| Property Location |
Indicate the state in which your property is located. |
| Property Value |
Indicate your estimation of the value of your property. This is critical as it establishes your “loan-to-value” ratio which in turn affects the interest rate of your mortgage. |
| Loan Amount |
This represents the maximum loan amount you are seeking. |
| Loan Purpose |
Your options include: Purchase, Rate and Term refinance (no cash is coming back to you at closing), Cash Out refinance (you are expecting to receive funds back at closing) and Home Equity (this is a second mortgage over and above any current loans you may have against your property). |
| Days to Closing |
State how many days until you are expecting to finalize your transaction closest to 30 or 60 days. |
| Rate Your Credit |
Excellent credit would be equal to a FICO score of 740+. Good is equal to a FICO score of 680-739. Fair is a FICO of 660-679. Poor is 620-659. |
| Number of Units |
A single family home whether detached or attached would be one unit. Purchasing both sides of a duplex would be 2 units, etc. |
| Occupancy |
Owner occupied means you intend to use this home as your primary residence. Non-owner occupied would be a rental for investment. A second home would be a vacation home. |
| Waive Escrow |
Real estate taxes and homeowners insurance are usually included in your mortgage payments. With at least 20% equity, you can elect to pay your taxes and homeowners insurance separately. However, there is generally a one-time charge of ¼ of 1% to “opt out” of including your escrows with your mortgage payment. |
| Points Paid |
A point is 1% of your mortgage. Points are pre-paid interest charges that “buy down” your interest rate. The more points you pay up front, the lower your permanent rate will be. |
| Loan Programs |
Fixed rate loans are conventional mortgages requiring a minimum of 3% down. Generally these loans have higher credit, income and asset standards. Having less than 20% down will require the addition of Private Mortgage Insurance.

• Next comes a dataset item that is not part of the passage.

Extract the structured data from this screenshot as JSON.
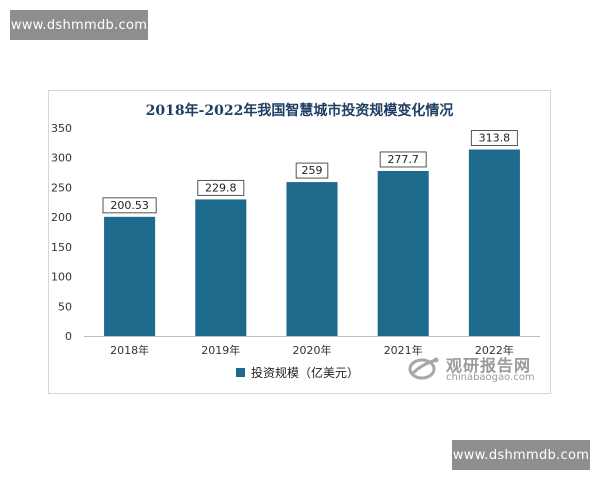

FHA loans are insured by the U.S. Government allowing lenders to offer more liberal terms including a down payment of less than 3% (which can be from a gift from a relative or non-profit agency), an assumable feature and more forgiving credit, income and asset requirements.
VA loans are a benefit veterans receive for serving our country. These loans are guaranteed by the U.S. Government providing for easiest qualifying features including 100% financing for eligible veterans.